Aecom (ACM)
Dividend Opportunity — Ex-Date Wednesday, January 7, 2026
Trade Timeline
Risk Factors
- •Low absolute edge: Expected 0.95% return and 0.224% average capture yield are modest and can be easily offset by a small adverse price move, especially with a 14-day ATR of $1.97 (~2% of price).
- •Mixed historical signals: While the recommended 1d/14d strategy has a 68.8% win rate (sample size 16), other nearby windows show weak or negative results (e.g., Buy 1d / Sell 1d at -0.50% with only 37.5% win rate).
- •Negative momentum: 5-day momentum slope is slightly negative at -0.0230% per day and 20-day slope is also negative at -0.0025% per day, which does not align with the ideal positive momentum setup for a capture trade.
- •Limited robustness: All key stats are based on a small historical sample (16 observations), which can overstate the reliability of the 0.95% expected return and 68.8% win rate.
- •Execution and timing risk: With LOW overall confidence and Tier 3 classification, any broader market pullback or stock-specific news around the ex-date could overwhelm the historical pattern and delay or prevent recovery despite the 100% gap-fill rate in past samples.
Action Checklist
- 1.Clarify your objective: only pursue this if you are specifically targeting short-term dividend capture, not long-term dividend income.
- 2.If proceeding, set a limit-buy plan for entering about 1 trading day before ex-dividend (around 2026-01-06), respecting recent price action and the slightly negative momentum.
- 3.Size the position conservatively, assuming only a modest statistical edge (0.95% expected return, 68.8% win rate, sample size 16) and daily volatility around $1.97.
- 4.Define a base-case exit 14 trading days after ex-dividend, consistent with the Buy 1d / Sell 14d historical strategy and the ~11.6 average recovery days.
- 5.Pre-plan risk controls: decide a maximum loss threshold or time-based exit if the post-dividend price fails to recover within roughly 2–3 weeks.
- 6.Monitor for news and market conditions around the ex-date that could invalidate historical patterns (e.g., earnings, guidance changes, macro shocks).
- 7.For long-term portfolios, deprioritize $ACM as a dividend holding given its low yield, Tier 3 quality, and weak long-term score; focus instead on stronger, higher-yield names.

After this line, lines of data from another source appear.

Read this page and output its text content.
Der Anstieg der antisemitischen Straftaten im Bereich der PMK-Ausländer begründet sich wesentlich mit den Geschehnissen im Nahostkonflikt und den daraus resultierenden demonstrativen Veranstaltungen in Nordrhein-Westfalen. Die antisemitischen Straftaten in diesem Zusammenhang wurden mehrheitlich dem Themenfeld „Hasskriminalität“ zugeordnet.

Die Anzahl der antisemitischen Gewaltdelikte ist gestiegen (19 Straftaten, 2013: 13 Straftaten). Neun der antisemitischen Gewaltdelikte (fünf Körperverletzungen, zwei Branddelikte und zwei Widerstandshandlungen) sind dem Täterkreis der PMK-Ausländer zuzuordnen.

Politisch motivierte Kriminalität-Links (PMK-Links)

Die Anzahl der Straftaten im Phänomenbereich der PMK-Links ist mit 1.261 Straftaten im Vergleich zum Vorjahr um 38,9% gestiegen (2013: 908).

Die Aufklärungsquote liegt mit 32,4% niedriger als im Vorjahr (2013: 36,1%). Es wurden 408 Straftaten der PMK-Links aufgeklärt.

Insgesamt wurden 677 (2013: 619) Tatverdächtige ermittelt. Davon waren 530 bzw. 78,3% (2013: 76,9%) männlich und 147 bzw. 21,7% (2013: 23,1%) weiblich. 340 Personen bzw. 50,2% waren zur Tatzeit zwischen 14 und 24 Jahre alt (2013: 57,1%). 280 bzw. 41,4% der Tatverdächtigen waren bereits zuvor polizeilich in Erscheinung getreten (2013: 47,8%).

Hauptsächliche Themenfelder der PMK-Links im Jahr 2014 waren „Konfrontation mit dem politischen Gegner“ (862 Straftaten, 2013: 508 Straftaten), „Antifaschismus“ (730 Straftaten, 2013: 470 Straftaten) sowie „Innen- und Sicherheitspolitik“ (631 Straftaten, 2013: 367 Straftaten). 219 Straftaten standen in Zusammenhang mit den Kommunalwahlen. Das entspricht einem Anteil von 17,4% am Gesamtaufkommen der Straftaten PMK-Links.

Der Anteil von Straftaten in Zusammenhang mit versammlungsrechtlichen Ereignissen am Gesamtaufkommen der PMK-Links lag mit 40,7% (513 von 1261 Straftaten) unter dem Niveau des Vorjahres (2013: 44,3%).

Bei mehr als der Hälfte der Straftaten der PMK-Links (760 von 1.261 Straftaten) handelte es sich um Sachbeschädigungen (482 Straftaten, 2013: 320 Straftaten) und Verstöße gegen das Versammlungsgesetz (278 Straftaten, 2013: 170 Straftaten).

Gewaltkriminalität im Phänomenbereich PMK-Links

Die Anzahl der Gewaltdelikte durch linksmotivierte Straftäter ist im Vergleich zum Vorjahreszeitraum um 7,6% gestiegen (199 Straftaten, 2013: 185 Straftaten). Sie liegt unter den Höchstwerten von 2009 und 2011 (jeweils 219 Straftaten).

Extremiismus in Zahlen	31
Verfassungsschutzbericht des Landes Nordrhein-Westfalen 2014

| Strategy | Avg Return | Win Rate | Historical Events |
|---|---|---|---|
14-Day HoldBest Buy 1 day before ex-date, sell 14 days after | +0.95% | 69% | 16 ex-dates |
Buy 14D, Sell 7D After Buy 14 days before ex-date, sell 7 days after | +0.17% | 56% | 16 ex-dates |
Classic Capture Buy 1 day before ex-date, sell 7 days after | +0.22% | 44% | 16 ex-dates |
Same-Day Buy 1 day before ex-date, sell 1 day after | -0.50% | 38% | 16 ex-dates |
Quick Capture Buy 7 days before ex-date, sell 1 day after | -0.61% | 38% | 16 ex-dates |
* Returns include dividend capture yield plus price change. Past performance does not guarantee future results.
Aecom ($ACM) offers a small upcoming dividend ($0.31, 1.27% forward yield) but scores poorly for long-term dividend quality (Quality Score 35/100, Tier 3, Long-Term Score 35/100). The best historical dividend capture setup is buying 1 day before ex-date and selling 14 days after, with a 0.95% average return and 68.8% win rate, but the edge is modest, momentum is slightly negative, and confidence is low.
This analysis is for informational purposes only and is not financial advice. Past performance does not guarantee future results. Always conduct your own research before making investment decisions.